El hombre intenta reparar el daño inflingido, entrega esperanzas de cambio y

puede que tome a su cargo parte de la responsabilidad, ante la amenaza o el

hecho concreto de que su pareja lo abandone puede buscar ayuda y/o aliados

en el entorno más cercano para recuperarla. Por otra parte la tensión ha sido

descargada y ya no está presente, siendo este un momento muy deseado por

ambos miembros de la pareja, pueden actuar como si nada hubiera sucedido y

comprometerse a buscar ayuda y no volver a repetir el incidente. En la víctima

existe una fuerte necesidad de creer que no volverá a ser maltratada, que su

pareja realmente ha cambiado como lo demuestra con sus conductas,

comienza entonces a idealizar este aspecto de la relación reforzada además

por la creencia de que todo es superable con amor, que también depende de

ella y del apoyo incondicional a su pareja, aparece una percepción de si misma

como refugio y salvación de su agresor. En esta etapa suele haber una mayor

apertura del problema hacia el entorno, es entonces cuando familiares, amigos

y la sociedad en general deben evitar reforzar el ciclo de la violencia a través

de acciones, ideas o consejos que tienden a mantener la situación y por el

contrario deben propiciar una intervención que evite una escalada de la

violencia.

2.8.4. Escalada de violencia: Este es un concepto complementario al de ciclo

de violencia y se define como un proceso de ascenso paulatino de la intensidad


y duración de la agresión en cada ciclo consecutivo.
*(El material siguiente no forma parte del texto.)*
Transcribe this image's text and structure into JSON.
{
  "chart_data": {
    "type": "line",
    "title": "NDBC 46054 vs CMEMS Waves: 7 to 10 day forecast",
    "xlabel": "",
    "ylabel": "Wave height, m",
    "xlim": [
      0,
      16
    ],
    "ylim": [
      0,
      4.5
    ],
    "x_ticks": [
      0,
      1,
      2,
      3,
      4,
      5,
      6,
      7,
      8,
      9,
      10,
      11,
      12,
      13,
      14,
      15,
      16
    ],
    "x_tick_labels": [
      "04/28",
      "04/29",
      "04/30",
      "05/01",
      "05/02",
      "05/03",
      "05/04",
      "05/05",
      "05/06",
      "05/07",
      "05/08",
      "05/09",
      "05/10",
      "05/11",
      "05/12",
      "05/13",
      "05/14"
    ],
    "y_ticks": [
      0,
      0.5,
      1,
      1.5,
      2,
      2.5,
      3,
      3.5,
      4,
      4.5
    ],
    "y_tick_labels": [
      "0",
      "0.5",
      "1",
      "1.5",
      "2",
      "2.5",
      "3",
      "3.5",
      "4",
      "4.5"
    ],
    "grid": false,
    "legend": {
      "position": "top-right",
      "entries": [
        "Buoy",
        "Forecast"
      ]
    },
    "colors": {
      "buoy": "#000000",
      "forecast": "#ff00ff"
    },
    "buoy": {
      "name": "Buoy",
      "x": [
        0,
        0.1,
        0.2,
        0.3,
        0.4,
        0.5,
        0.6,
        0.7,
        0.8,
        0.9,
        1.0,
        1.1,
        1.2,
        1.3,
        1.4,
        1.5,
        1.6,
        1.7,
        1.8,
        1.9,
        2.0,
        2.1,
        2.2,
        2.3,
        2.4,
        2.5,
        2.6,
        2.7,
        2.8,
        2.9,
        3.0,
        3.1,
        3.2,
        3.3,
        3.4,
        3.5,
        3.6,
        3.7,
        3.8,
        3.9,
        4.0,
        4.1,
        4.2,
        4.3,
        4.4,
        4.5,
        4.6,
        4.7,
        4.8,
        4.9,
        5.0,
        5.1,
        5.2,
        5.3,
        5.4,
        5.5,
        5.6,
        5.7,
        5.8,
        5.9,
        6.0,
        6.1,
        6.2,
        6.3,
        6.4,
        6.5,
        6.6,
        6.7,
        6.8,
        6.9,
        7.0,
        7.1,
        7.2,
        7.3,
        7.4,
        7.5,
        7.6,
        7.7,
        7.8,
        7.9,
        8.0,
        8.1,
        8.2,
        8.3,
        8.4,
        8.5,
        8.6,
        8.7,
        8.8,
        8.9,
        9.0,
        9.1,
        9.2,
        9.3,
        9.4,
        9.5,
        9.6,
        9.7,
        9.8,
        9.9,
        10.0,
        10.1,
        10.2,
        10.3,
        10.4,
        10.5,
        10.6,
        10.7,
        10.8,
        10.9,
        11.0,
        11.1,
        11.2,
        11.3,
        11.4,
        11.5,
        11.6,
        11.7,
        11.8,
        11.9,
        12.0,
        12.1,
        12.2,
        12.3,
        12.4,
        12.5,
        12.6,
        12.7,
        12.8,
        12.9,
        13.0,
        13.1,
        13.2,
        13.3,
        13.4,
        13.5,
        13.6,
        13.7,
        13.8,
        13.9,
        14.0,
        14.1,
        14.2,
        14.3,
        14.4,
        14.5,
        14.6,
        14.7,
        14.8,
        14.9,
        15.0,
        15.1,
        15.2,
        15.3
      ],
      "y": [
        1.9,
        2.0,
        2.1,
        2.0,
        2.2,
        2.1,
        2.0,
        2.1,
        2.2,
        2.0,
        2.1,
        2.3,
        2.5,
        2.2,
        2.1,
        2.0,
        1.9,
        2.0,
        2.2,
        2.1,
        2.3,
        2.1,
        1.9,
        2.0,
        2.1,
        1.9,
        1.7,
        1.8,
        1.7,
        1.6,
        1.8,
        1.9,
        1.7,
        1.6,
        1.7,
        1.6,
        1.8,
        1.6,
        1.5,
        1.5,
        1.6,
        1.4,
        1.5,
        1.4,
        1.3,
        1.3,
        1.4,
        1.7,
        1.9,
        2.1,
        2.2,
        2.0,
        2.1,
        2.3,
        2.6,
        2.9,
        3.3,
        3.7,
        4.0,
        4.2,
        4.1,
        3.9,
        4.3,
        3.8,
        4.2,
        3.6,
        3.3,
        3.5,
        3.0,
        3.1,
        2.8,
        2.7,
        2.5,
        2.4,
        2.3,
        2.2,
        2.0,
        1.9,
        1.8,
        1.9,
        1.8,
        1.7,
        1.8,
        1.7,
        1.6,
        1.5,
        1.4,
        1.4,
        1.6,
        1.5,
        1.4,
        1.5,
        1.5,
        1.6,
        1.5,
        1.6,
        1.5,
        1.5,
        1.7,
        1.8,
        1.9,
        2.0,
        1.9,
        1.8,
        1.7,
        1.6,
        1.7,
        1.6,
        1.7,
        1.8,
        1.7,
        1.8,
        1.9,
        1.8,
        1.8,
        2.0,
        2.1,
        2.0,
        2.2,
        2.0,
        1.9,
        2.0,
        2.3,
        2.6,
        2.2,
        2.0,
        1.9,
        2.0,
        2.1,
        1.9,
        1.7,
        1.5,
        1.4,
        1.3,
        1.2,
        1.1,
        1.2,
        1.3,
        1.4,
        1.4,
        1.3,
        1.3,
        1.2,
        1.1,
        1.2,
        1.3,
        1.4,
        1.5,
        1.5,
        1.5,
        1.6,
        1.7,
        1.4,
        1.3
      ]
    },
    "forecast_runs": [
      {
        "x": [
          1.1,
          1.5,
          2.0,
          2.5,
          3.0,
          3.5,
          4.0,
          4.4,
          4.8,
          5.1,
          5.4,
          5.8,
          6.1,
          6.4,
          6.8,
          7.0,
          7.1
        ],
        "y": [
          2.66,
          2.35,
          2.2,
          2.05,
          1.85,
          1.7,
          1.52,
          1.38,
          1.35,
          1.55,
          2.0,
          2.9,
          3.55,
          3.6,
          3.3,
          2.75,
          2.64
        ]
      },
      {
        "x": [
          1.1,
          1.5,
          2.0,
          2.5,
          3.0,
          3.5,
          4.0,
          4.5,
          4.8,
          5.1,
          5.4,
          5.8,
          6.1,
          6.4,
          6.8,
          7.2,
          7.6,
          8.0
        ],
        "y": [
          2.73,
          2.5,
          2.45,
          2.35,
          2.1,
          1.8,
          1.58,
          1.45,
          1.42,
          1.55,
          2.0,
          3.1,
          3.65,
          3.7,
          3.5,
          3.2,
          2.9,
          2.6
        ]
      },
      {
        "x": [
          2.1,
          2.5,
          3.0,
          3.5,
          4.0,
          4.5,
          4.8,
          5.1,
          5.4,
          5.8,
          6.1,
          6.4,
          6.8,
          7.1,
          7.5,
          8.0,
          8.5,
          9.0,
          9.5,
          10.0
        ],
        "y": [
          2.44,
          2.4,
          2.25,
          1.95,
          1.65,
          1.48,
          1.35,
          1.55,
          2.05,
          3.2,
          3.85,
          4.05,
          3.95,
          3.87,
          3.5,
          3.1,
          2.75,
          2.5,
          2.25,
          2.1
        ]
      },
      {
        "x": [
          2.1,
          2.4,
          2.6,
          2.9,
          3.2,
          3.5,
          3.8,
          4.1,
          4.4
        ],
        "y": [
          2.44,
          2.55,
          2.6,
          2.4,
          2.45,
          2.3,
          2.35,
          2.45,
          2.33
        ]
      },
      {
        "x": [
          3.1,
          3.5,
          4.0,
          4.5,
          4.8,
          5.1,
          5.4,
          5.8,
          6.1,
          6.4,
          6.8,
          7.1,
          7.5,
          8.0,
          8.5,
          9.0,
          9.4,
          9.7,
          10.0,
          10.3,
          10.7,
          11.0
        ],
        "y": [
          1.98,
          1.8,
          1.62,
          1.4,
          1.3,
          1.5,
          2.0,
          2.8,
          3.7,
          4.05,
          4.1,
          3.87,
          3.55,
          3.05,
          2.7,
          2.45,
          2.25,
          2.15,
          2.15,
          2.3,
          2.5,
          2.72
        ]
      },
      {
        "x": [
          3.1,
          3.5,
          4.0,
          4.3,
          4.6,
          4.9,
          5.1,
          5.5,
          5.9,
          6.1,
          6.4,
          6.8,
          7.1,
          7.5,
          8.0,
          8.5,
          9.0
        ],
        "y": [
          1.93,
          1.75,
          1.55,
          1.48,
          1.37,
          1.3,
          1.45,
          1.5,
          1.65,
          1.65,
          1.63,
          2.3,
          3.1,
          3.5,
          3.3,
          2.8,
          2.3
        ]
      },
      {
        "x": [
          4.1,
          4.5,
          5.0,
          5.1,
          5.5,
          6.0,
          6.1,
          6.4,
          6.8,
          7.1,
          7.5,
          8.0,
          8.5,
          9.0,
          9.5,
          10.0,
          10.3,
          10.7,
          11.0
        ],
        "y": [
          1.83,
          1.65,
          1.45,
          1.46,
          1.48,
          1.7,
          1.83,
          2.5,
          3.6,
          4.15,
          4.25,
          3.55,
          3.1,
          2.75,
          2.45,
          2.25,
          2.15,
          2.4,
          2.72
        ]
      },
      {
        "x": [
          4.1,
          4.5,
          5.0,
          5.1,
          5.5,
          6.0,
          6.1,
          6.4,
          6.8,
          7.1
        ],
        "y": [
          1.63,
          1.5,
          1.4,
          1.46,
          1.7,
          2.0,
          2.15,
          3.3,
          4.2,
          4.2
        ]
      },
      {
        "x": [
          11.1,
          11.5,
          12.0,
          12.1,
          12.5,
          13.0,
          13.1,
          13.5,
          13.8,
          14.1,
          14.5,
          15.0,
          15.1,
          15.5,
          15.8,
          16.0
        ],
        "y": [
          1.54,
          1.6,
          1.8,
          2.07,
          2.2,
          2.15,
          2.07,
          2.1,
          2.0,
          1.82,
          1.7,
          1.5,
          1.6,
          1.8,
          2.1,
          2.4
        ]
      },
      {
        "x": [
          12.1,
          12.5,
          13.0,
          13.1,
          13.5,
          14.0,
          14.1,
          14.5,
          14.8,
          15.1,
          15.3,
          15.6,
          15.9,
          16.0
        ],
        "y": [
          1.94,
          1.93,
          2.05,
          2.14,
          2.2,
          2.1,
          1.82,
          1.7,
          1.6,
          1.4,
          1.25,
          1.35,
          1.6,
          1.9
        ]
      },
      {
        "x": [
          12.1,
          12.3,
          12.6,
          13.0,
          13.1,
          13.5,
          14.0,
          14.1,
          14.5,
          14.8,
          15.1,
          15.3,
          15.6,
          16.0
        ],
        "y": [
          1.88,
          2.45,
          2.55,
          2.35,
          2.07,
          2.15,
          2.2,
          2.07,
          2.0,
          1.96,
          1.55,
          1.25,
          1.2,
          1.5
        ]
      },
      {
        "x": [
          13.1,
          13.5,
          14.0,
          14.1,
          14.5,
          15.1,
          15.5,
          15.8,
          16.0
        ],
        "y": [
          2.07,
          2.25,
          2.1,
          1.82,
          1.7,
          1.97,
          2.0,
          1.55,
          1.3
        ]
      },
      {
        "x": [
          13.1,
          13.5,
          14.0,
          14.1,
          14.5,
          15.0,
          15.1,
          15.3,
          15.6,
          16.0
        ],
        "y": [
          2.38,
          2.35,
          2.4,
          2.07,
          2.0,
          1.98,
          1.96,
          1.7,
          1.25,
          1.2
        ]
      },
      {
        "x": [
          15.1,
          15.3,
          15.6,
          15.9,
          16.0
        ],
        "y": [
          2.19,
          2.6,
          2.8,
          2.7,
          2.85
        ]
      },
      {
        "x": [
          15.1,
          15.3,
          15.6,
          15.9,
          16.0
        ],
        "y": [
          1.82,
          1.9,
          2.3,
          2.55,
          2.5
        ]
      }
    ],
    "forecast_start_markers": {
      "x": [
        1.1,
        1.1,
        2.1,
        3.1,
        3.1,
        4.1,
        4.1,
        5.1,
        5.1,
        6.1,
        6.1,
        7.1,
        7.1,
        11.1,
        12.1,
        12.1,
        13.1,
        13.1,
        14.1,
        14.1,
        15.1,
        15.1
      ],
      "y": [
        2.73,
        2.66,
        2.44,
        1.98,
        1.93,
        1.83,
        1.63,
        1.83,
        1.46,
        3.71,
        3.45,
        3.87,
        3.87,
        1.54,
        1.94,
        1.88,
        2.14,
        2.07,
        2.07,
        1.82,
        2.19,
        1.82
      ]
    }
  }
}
El agresor no se detendrá

por si solo de no mediar una intervención, ya sea policial, judicial, psiquiátrica y

psicológica o la separación, el ciclo volverá a repetirse cada vez con mayor

severidad pues hay una tendencia al aumento de la gravedad de la violencia en

el transcurso del tiempo y una relación entre la escalada de violencia y la

aparición sucesiva de distintas manifestaciones de agresión, siendo frecuentes

en el inicio las de índole psicológica, incorporándose progresivamente el abuso

físico y económico y por último las de tipo sexual, consideradas el indicador de

mayor gravedad. Mientras menor sea la intensidad de la escalada, menores

serán los riesgos y mejores las posibilidades que tendrá una intervención.